The patients who did relate the data directly to their illness did so in 3 overall dimensions (): as something that generated new knowledge, as something that raised affective responses, and as something that could be used to evaluate themselves and their overall health. Within these 3 dimensions of experience, patients accounted for a range of positive, negative, and ambivalent experiences with activity data. For an extended analysis of the affective dimension and the consequences for patients’ interpretation of Fitbit data, see [ ].

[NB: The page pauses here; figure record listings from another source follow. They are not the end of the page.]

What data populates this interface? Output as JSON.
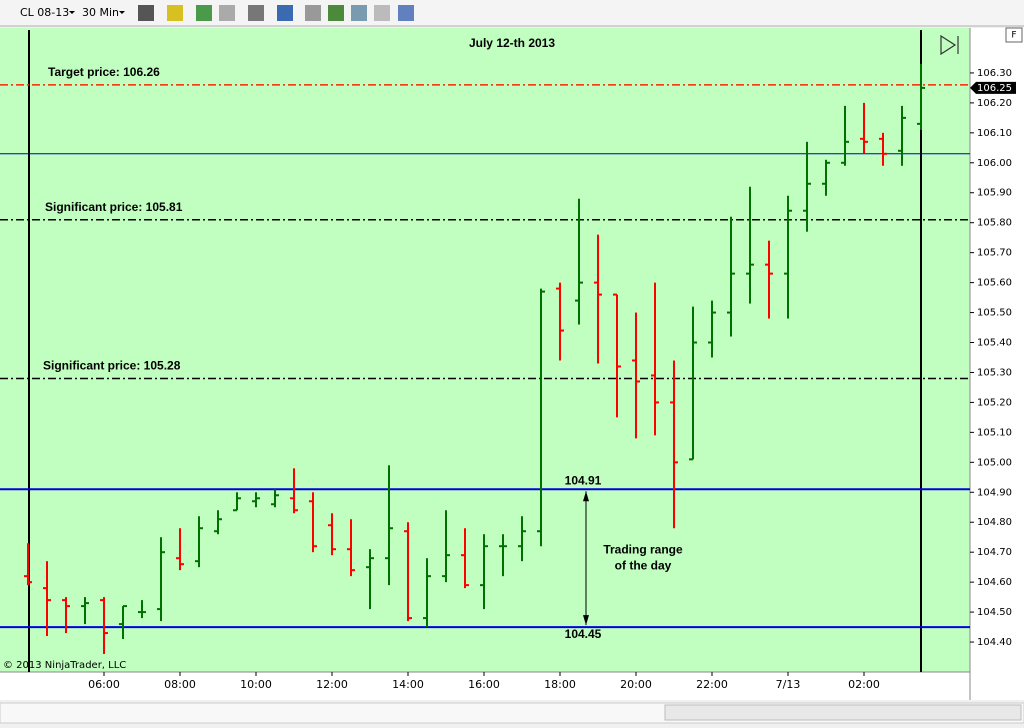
{
  "toolbar": {
    "instrument": "CL 08-13",
    "interval": "30 Min"
  },
  "chart_data": {
    "type": "ohlc",
    "title": "July 12-th 2013",
    "copyright": "© 2013 NinjaTrader, LLC",
    "corner_button": "F",
    "up_color": "#007000",
    "down_color": "#ff0000",
    "background": "#c0ffc0",
    "categories": [
      null,
      null,
      null,
      null,
      "06:00",
      null,
      null,
      null,
      "08:00",
      null,
      null,
      null,
      "10:00",
      null,
      null,
      null,
      "12:00",
      null,
      null,
      null,
      "14:00",
      null,
      null,
      null,
      "16:00",
      null,
      null,
      null,
      "18:00",
      null,
      null,
      null,
      "20:00",
      null,
      null,
      null,
      "22:00",
      null,
      null,
      null,
      "7/13",
      null,
      null,
      null,
      "02:00",
      null,
      null,
      null
    ],
    "open": [
      104.62,
      104.58,
      104.54,
      104.52,
      104.54,
      104.46,
      104.5,
      104.51,
      104.68,
      104.67,
      104.77,
      104.84,
      104.87,
      104.86,
      104.88,
      104.87,
      104.79,
      104.71,
      104.65,
      104.68,
      104.77,
      104.48,
      104.62,
      104.69,
      104.59,
      104.72,
      104.72,
      104.77,
      105.58,
      105.54,
      105.6,
      105.56,
      105.34,
      105.29,
      105.2,
      105.01,
      105.4,
      105.5,
      105.63,
      105.66,
      105.63,
      105.84,
      105.93,
      106.0,
      106.08,
      106.08,
      106.04,
      106.13
    ],
    "high": [
      104.73,
      104.67,
      104.55,
      104.55,
      104.55,
      104.52,
      104.54,
      104.75,
      104.78,
      104.82,
      104.84,
      104.9,
      104.9,
      104.91,
      104.98,
      104.9,
      104.83,
      104.81,
      104.71,
      104.99,
      104.8,
      104.68,
      104.84,
      104.78,
      104.76,
      104.76,
      104.82,
      105.58,
      105.6,
      105.88,
      105.76,
      105.56,
      105.5,
      105.6,
      105.34,
      105.52,
      105.54,
      105.82,
      105.92,
      105.74,
      105.89,
      106.07,
      106.01,
      106.19,
      106.2,
      106.1,
      106.19,
      106.33
    ],
    "low": [
      104.59,
      104.42,
      104.43,
      104.46,
      104.36,
      104.41,
      104.48,
      104.47,
      104.64,
      104.65,
      104.76,
      104.84,
      104.85,
      104.85,
      104.83,
      104.7,
      104.69,
      104.62,
      104.51,
      104.59,
      104.47,
      104.45,
      104.6,
      104.58,
      104.51,
      104.62,
      104.67,
      104.72,
      105.34,
      105.46,
      105.33,
      105.15,
      105.08,
      105.09,
      104.78,
      105.01,
      105.35,
      105.42,
      105.53,
      105.48,
      105.48,
      105.77,
      105.89,
      105.99,
      106.03,
      105.99,
      105.99,
      106.11
    ],
    "close": [
      104.6,
      104.54,
      104.52,
      104.53,
      104.43,
      104.52,
      104.5,
      104.7,
      104.66,
      104.78,
      104.81,
      104.88,
      104.88,
      104.89,
      104.84,
      104.72,
      104.71,
      104.64,
      104.68,
      104.78,
      104.48,
      104.62,
      104.69,
      104.59,
      104.72,
      104.72,
      104.77,
      105.57,
      105.44,
      105.6,
      105.56,
      105.32,
      105.27,
      105.2,
      105.0,
      105.4,
      105.5,
      105.63,
      105.66,
      105.63,
      105.84,
      105.93,
      106.0,
      106.07,
      106.07,
      106.03,
      106.15,
      106.25
    ],
    "ylim": [
      104.3,
      106.45
    ],
    "yticks": [
      {
        "value": 104.4,
        "label": "104.40"
      },
      {
        "value": 104.5,
        "label": "104.50"
      },
      {
        "value": 104.6,
        "label": "104.60"
      },
      {
        "value": 104.7,
        "label": "104.70"
      },
      {
        "value": 104.8,
        "label": "104.80"
      },
      {
        "value": 104.9,
        "label": "104.90"
      },
      {
        "value": 105,
        "label": "105.00"
      },
      {
        "value": 105.1,
        "label": "105.10"
      },
      {
        "value": 105.2,
        "label": "105.20"
      },
      {
        "value": 105.3,
        "label": "105.30"
      },
      {
        "value": 105.4,
        "label": "105.40"
      },
      {
        "value": 105.5,
        "label": "105.50"
      },
      {
        "value": 105.6,
        "label": "105.60"
      },
      {
        "value": 105.7,
        "label": "105.70"
      },
      {
        "value": 105.8,
        "label": "105.80"
      },
      {
        "value": 105.9,
        "label": "105.90"
      },
      {
        "value": 106,
        "label": "106.00"
      },
      {
        "value": 106.1,
        "label": "106.10"
      },
      {
        "value": 106.2,
        "label": "106.20"
      },
      {
        "value": 106.3,
        "label": "106.30"
      }
    ],
    "last_price": {
      "value": 106.25,
      "label": "106.25"
    },
    "lines": [
      {
        "value": 106.26,
        "label": "Target price: 106.26",
        "color": "#ff2000",
        "style": "dashdot",
        "width": 1.5
      },
      {
        "value": 106.03,
        "color": "#0000c0",
        "style": "solid",
        "width": 1
      },
      {
        "value": 105.81,
        "label": "Significant price: 105.81",
        "color": "#000000",
        "style": "dashdot",
        "width": 1.5
      },
      {
        "value": 105.28,
        "label": "Significant price: 105.28",
        "color": "#000000",
        "style": "dashdot",
        "width": 1.5
      },
      {
        "value": 104.91,
        "label": "104.91",
        "color": "#0000dd",
        "style": "solid",
        "width": 2
      },
      {
        "value": 104.45,
        "label": "104.45",
        "color": "#0000dd",
        "style": "solid",
        "width": 2
      }
    ],
    "range_note": [
      "Trading range",
      "of the day"
    ]
  }
}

|Patient number||Age (years)||Sex||Year of ICDa|
|Symptoms experienced||Number of weeks using the Fitbit (not using)||Experienced Fitbit data relating to heart disease|
|P1||67||Male||1998||No symptom experiences; experienced palpitations before||18 (0)||No|
|P2||61||Male||2015||Severe chest pain and shortness of breath||47.5 (0.5)||Yes|
|P3||41||Male||2009||No symptom experiences; experienced shortness of breath before||41 (6)||No|
|P4||55||Male||2014||Dizziness and sometimes fainting||13 (5)||Yes|
|P5||66||Male||2010||Dizziness and sometimes fainting||8 (23)||Yes|
|P6||67||Male||2015||No symptom experiences||9.5 (1.5)||N/Ab|
|P7||28||Male||2008||No symptom experiences||6 (3)||N/A|
|P8||69||Male||2015||No symptom experiences (primary prophylaxis)||36.5 (11)||Yes|
|P9||47||Male||2008||No symptoms experiences related to his heart disease; lung disease; difficulties exercising||33,5 (14.5)||Yes|
|P10||61||Male||2010||Sometimes feeling very tired||30 (8)||Yes|
|P11||59||Male||2006||Shortness of breath and sometimes sleep problems; finds it difficult to feel his heart rate||8.5 (0.5)||Yes|
|P12||66||Male||2015||Dizziness and sometimes fainting; anxious about getting a shock and experiences depression||49 (0)||Yes|
|P13||67||Male||2017||No symptom experiences; rarely experience fainting; leg tenderness and muscle fatigue||44.5 (0.5)||Yes|
|P14||52||Female||2008||No symptom experiences||49 (0)||No|
|P15||61||Female||2004||No symptom experiences; sometimes being anxious about the ICD/irregular heartbeats||14 (1)||Yes|
|P16||47||Male||2014||Dizziness and sometimes fainting||35.5 (11.5)||No|
|P17||45||Male||2013||Dizziness and shortness of breath during high activity levels||35 (7)||Yes|
|P18||67||Male||2009||No symptom experiences||18 (29)||Yes|
|P19||66||Male||2005||Palpitations daily; experiences periods of depression and has restless leg syndrome||20.5 (1.5)||No|
|P20||69||Male||2014||No symptom experiences, except sometimes shortness of breath||39.5 (8.5)||Yes|
|P21||38||Male||2008||No symptom experiences; worries daily about having a cardiac arrest again||13.5 (0)||Yes|
|P22||59||Male||2001||Shortness of breath and sometimes dizziness when exercising and running; rapid heartbeats and chest pain||19.5 (0.5)||Yes|
|P23||49||Male||2017||No symptom experiences||47 (2)||Yes|
|P24||74||Male||2017||No symptom experiences||42.5 (6)||Yes|
|P25||51||Male||2014||No symptom experiences||9 (15)||No|
|P26||56||Male||2010||No symptom experiences; sometimes feels palpitations and shortness of breath||4 (0)||No|
|P27||58||Male||2014||Shortness of breath; sometimes sleep problems; knee-pain due to osteoarthritis||12 (5)||Yes|
aICD: implantable cardioverter-defibrillator.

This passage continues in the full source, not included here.